Enter Hermes and the Need for Something Bigger

But I still felt like something was missing. I wanted something I could control from my phone, something available anywhere, something I could chat with that could also control my PC from wherever I was.

That’s when Hermes Agent came in. It’s a framework that lets you have assistants with personality, connected to Telegram, capable of executing code, researching the web, controlling files. All from a chat. I had it configured in no time. The system itself guided me through it. Within a while I had 3 Telegram bots running, each with its own purpose and distinct personality. One for research, one to help with technical tasks, one just to experiment.

But when I ran Hermes with my local model, the same old problem came back. Speed. Running parallel tasks with a local model simply isn’t viable, even with pi.dev optimizing everything. And the magic of having agents fades when you’re waiting 30 seconds for every response.

The Five Dollar Lesson

That’s when I remembered that two years ago I had bought five dollars worth of Deepseek API credit. I had never used it. It was just sitting there, untouched.

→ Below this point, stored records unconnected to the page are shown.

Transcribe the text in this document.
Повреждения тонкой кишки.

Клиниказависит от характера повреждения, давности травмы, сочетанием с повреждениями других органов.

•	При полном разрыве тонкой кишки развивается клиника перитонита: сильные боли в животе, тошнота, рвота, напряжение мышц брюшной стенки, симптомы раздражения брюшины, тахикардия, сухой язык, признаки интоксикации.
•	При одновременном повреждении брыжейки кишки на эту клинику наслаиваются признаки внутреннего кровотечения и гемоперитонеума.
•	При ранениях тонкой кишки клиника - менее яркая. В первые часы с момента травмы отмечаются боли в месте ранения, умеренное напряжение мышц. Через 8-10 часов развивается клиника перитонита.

I connected it. And suddenly everything worked amazingly. Fast, fluid, no artificial limits. My three bots started running on Deepseek V4 Flash and the difference was night and day. They do research, help me with day to day tasks, and even role-play with the personalities I gave them, because honestly I find it fun to see how they respond. Five dollars. Two years later, I still have credit left.

It was ironic to realize that what solved all my problems wasn’t better hardware, more configuration, or more tools. It was connecting an API I had bought two years ago and forgotten about.

My Setup Today

In the end, I learned that no single tool does everything perfectly. Each one has its place, and the trick is knowing when to use each.

Hermes manages projects, writes plans, and keeps long-term context. For that it uses Deepseek. It’s ideal for tasks that require memory, understanding the full context of a project, and coordinating multiple steps.

pi.dev I use for programming and running code quickly. Its short system prompt and ability to parallelize tasks make it much more efficient for that. For pure development, it’s still my main tool.

Deepseek V4 Flash runs on both. So far I’ve found it excellent.

What I’m Taking Away From All This

Local models are incredible for learning and experimenting. They give you an understanding of how this technology really works that you’d never get from just using APIs. They force you to understand prompts, context, limits. Everything that’s normally abstracted away when you’re just clicking in a chat.

But when you want speed, reliability, and parallel tasks, a cheap API is unbeatable. You don’t need to spend a hundred dollars a month. With five dollars of credit I bought two years ago and still haven’t finished, I have more capability from my phone than I had sitting at my computer paying subscriptions.

Goodbye Claude with its restrictive limits. Goodbye to paying monthly for something you only halfway use. Today I have three bots running from Telegram, I control my computer from anywhere, and I wrote this post from my phone while I was out of the house, dictating to one of my agents who helped me structure it and correct it without losing my voice.

And the best part? This is just the beginning. Every week I discover something new I can do with this setup. And the feeling of building your own system, with your own rules, without a subscription telling you how far you can go. There’s nothing like it.